Not much interested in academic study, Parnell bought all the jazz records he could, starting with Duke Ellington and moving on to the more informal Chicago school epitomised by trumpeter Muggsy Spanier. Armed with a Premier drum kit purchased by his mother from the window-cleaner for £15 and following six lessons from Max Abrams, at 15 he ventured north to Scarborough to start his professional career playing for the summer season at the town’s theatre.
During his military service in the 1940s he became a member of Buddy Featherstonhaugh’s Radio Rhythm Club Sextet and played drums with Vic Lewis and other servicemen who were keen on jazz. From 1944 to 1946 he recorded with the Lewis-Parnell Jazzmen’s version of Ugly Child.
During the 1940s and 1950s, Parnell was voted best drummer in the Melody Maker poll for seven years in succession. He composed many television themes, including Love Story, Father Brown, The Golden Shot and Family Fortunes. He was a regular judge on the ATV talent show New Faces and the musical director for The Benny Hill Show.
He was appointed as the musical director for ATV in 1956, a post he held until 1981, and was the conductor for The Muppet Show orchestra for the series’ entire run. Jack composed the score theme for ITC Entertainment. Throughout the 1960s, Parnell directed the pit orchestra for Sunday Night at the London Palladium.

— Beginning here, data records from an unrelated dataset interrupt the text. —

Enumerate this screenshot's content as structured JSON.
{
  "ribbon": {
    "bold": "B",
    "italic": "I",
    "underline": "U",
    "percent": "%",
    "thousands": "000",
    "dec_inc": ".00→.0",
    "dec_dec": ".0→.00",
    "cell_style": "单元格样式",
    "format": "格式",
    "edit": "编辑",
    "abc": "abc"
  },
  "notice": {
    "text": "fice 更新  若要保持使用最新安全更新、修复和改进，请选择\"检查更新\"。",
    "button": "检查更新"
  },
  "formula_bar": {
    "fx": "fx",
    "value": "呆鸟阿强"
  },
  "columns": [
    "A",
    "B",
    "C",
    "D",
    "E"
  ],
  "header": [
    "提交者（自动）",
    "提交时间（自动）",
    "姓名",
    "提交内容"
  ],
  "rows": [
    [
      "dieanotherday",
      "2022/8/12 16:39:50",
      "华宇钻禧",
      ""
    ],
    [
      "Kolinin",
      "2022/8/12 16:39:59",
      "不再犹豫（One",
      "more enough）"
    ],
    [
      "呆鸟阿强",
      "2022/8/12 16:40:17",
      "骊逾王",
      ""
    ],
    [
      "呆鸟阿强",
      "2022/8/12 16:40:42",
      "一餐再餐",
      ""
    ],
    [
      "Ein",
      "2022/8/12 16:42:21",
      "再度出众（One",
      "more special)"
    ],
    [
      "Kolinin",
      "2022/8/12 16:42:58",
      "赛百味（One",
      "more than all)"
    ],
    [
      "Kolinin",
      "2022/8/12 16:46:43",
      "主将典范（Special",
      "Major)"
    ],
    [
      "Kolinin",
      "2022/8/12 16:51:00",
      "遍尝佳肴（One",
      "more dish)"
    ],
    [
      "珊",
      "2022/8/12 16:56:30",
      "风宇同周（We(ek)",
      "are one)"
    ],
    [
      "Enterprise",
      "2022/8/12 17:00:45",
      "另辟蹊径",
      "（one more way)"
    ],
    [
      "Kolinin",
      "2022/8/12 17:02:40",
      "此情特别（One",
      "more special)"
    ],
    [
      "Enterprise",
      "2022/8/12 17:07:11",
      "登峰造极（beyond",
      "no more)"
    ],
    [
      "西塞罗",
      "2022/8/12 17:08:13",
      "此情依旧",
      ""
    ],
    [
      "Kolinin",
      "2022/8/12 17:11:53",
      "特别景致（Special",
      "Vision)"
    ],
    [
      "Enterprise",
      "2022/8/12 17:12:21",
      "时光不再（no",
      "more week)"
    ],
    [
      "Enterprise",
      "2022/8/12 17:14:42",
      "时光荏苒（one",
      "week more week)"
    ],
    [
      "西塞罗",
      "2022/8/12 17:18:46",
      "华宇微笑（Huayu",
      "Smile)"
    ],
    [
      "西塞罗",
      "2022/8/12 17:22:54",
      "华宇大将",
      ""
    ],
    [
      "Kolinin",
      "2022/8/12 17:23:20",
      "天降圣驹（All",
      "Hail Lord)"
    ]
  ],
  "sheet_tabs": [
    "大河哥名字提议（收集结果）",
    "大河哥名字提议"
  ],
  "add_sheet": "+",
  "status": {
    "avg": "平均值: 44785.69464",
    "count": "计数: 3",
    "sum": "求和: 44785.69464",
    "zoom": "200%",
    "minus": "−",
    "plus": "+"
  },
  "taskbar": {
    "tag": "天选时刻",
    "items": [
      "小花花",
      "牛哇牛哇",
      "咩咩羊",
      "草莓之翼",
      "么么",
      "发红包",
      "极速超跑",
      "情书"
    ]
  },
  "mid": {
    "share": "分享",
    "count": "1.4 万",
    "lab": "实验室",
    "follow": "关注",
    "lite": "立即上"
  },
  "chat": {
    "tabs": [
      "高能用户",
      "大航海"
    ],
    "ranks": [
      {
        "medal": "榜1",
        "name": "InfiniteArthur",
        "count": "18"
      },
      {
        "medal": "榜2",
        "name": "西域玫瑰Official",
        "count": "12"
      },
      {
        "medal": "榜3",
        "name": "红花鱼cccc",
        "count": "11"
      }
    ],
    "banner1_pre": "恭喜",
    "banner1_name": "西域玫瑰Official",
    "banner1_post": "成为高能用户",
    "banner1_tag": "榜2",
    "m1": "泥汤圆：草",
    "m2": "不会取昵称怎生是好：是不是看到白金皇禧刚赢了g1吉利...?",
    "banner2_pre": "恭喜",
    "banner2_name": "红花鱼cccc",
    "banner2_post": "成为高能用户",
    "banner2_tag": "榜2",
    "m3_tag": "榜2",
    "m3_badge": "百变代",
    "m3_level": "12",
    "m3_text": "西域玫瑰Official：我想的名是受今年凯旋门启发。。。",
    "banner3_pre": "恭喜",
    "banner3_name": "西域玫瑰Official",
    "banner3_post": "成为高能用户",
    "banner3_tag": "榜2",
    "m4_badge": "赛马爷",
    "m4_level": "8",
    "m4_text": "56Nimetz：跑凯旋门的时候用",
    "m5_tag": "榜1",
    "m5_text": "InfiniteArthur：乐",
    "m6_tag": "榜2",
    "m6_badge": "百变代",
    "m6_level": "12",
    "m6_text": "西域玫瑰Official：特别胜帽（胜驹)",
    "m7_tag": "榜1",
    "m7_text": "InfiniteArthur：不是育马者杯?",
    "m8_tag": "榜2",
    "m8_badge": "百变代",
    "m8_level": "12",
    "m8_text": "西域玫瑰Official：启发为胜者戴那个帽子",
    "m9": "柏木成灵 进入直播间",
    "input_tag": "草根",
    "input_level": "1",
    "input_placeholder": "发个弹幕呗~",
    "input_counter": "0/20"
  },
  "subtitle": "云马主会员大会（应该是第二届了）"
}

In the 1970s, he co-founded the group The Best of British Jazz with Kenny Baker, Don Lusher, Betty Smith, Tony Lee, and Tony Archer, which performed until 1985. From 1991 on Parnell was part of the Norfolk-based Mike Capocci Trio who backed saxophonists Johnny Griffin, Ronnie Ross, and Kathy Stobart. In 1994, he took over as the leader of the London Big Band.
Drummer and musical director Jack Parnell, whose uncle was the theatrical impresario Val Parnell, transitioned from the effects of cancer at 87 on August 8, 2010 in Southwold, Suffolk, England.